O enterro em massa medieval mostra a origem do gargalo genético Ashkenazi séculos antes
Com base nos restos do esqueleto, os cientistas reconstruíram o rosto de um adulto do sexo masculino (esquerda) e de uma criança (direita). Crédito:Professor Caroline Wilkinson, Liverpool John Moores University
Em 2004, trabalhadores da construção civil em Norwich, Reino Unido, desenterraram restos de esqueletos humanos que levaram a um mistério histórico – pelo menos 17 corpos no fundo de um poço medieval. Usando registros arqueológicos, documentos históricos e DNA antigo, pesquisadores britânicos agora identificaram os indivíduos como um grupo de judeus asquenazes que podem ter sido vítimas de violência antissemita durante o século XII. Suas descobertas, apresentadas em 30 de agosto na revista
Current Biology , lançou uma nova luz sobre a história médica judaica na Europa.
“Já se passaram mais de 12 anos desde que começamos a investigar quem são essas pessoas, e a tecnologia finalmente alcançou nossa ambição”, diz o geneticista evolucionário e autor correspondente Ian Barnes, do Museu de História Natural de Londres. "Nosso principal trabalho era estabelecer a identidade desses indivíduos no nível étnico."
Descobriu-se que os indivíduos falecidos carregavam alguns distúrbios genéticos, para os quais as populações judaicas Ashkenazi modernas correm maior risco. Distúrbios genéticos que são particularmente comuns em certas populações podem surgir durante eventos de gargalo, onde uma rápida redução da população pode levar a grandes saltos no número de pessoas portadoras de mutações genéticas raras.
Usando simulações de computador, a equipe mostrou que o número de tais mutações de doenças nos restos mortais era semelhante ao que eles esperariam se as doenças fossem tão comuns na época como são agora em judeus asquenazes. Os resultados apontam para um evento de gargalo que moldou a população judaica Ashkenazi moderna antes do século 12, mais cedo do que as crenças anteriores, que datavam o evento cerca de 500 a 700 anos atrás.

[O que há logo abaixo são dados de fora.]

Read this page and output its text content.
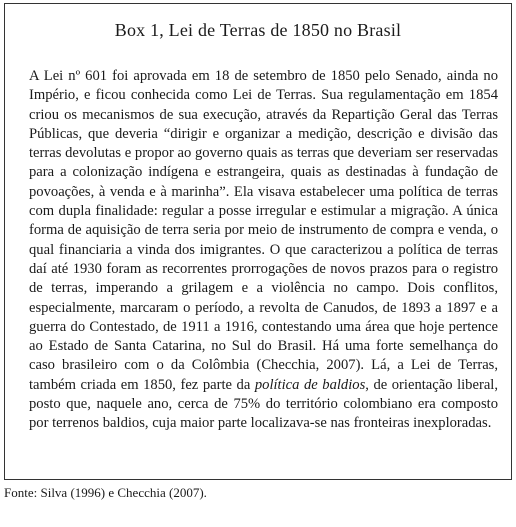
Box 1, Lei de Terras de 1850 no Brasil

A Lei nº 601 foi aprovada em 18 de setembro de 1850 pelo Senado, ainda no Império, e ficou conhecida como Lei de Terras. Sua regulamentação em 1854 criou os mecanismos de sua execução, através da Repartição Geral das Terras Públicas, que deveria “dirigir e organizar a medição, descrição e divisão das terras devolutas e propor ao governo quais as terras que deveriam ser reservadas para a colonização indígena e estrangeira, quais as destinadas à fundação de povoações, à venda e à marinha”. Ela visava estabelecer uma política de terras com dupla finalidade: regular a posse irregular e estimular a migração. A única forma de aquisição de terra seria por meio de instrumento de compra e venda, o qual financiaria a vinda dos imigrantes. O que caracterizou a política de terras daí até 1930 foram as recorrentes prorrogações de novos prazos para o registro de terras, imperando a grilagem e a violência no campo. Dois conflitos, especialmente, marcaram o período, a revolta de Canudos, de 1893 a 1897 e a guerra do Contestado, de 1911 a 1916, contestando uma área que hoje pertence ao Estado de Santa Catarina, no Sul do Brasil. Há uma forte semelhança do caso brasileiro com o da Colômbia (Checchia, 2007). Lá, a Lei de Terras, também criada em 1850, fez parte da política de baldios, de orientação liberal, posto que, naquele ano, cerca de 75% do território colombiano era composto por terrenos baldios, cuja maior parte localizava-se nas fronteiras inexploradas.

Fonte: Silva (1996) e Checchia (2007).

Ao contrário de outros locais de enterro em massa, onde os corpos foram colocados de forma organizada, os esqueletos deste poço foram estranhamente posicionados e misturados, provavelmente porque foram depositados de cabeça logo após a morte. Investigações arqueológicas relataram seis adultos e 11 crianças no local incomum do enterro. Juntos, esses achados sugerem fatalidades em massa, como fome, doenças ou assassinatos. A datação por radiocarbono dos restos mortais colocou suas mortes por volta do final do século XII ao início do século XIII – um período com surtos bem documentados de violência antissemita na Inglaterra – levando os pesquisadores a considerar o jogo sujo.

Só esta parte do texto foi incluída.